As for Mark, all I can say is that I understand perfectly why people voted for BREXIT:
Because they were pitilessly lied to and manipulated to do so on an industrial scale by minority vested interests playing to pre-existing prejudices. Many BREXIT voters have therefore been simply exploited.
There is no other way of seeing it in my view.
Brexit is about controlling immigration and not stopping immigration. No matter how many times people are told, they still do not get it. The situation is that House prices have shot up, people are struggling as wages have been driven down, medical waiting times have increased and school class sizes are over 30 in some cases and yet one side keeps advocating for uncontrolled immigration.
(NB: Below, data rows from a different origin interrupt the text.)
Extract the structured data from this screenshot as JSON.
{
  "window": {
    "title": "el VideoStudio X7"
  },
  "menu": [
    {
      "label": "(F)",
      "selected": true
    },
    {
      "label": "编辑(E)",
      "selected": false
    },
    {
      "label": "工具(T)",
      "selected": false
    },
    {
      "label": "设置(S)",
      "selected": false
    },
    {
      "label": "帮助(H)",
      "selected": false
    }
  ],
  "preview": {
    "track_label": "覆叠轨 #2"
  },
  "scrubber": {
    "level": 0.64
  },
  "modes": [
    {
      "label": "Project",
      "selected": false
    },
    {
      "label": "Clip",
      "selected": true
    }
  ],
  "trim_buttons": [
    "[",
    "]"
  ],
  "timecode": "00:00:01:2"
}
Those issues listed were not addressed by those previously in Government who happened to be on the remain side, i.e Blair, Brown, Cameron, Clegg etc. So the people who are affected by rising house prices, increased medical waiting times, wages (i.e the low skilled) etc voted as they did because they didnt trust those mentioned to address their issues. Had those mentioned (Blair, Brown, Cameron, Clegg etc), addressed those issues whilst in power, Brexit would not have happened. The issue on the remain side concerns those people that are highly skilled and oblivious to the effect that uncontrolled immigration has had to those who are low skilled.
You don’t get that we could always control migration
You simply have not a case when we never used the powers we had
Nor is there any evidence that any of the claims you make are linked to migration anyway
So, respectfully, it is just down to bigotry which is what prejudice based on misinformation is
Thats odd, so why did Cameron go to Brussels and try and negotiate freedom of movement, and which he failed miserably. That demonstrated to those who voted Brexit that the Government does not control migration . You have immediately presumed that I voted Brexit and called me a bigot as result, but what you are is a fascist who doesnt like an opinion that disagrees with you. I may have voted remain and tried to understand why Brexiteers voted as they did, its because of people like yourself who have launched personal attacks that has led to Brexiteers hardening their attitudes and voting as they have in the last election in 2019 and Hartlepool by election. While you remain a fascist, I can see the Tories clinging on and Brexit will not be reversed.
Do you really think all migration is from the EU?
It isn’t.
Most has not been.
And since when was calling me a fascist not a personal attack?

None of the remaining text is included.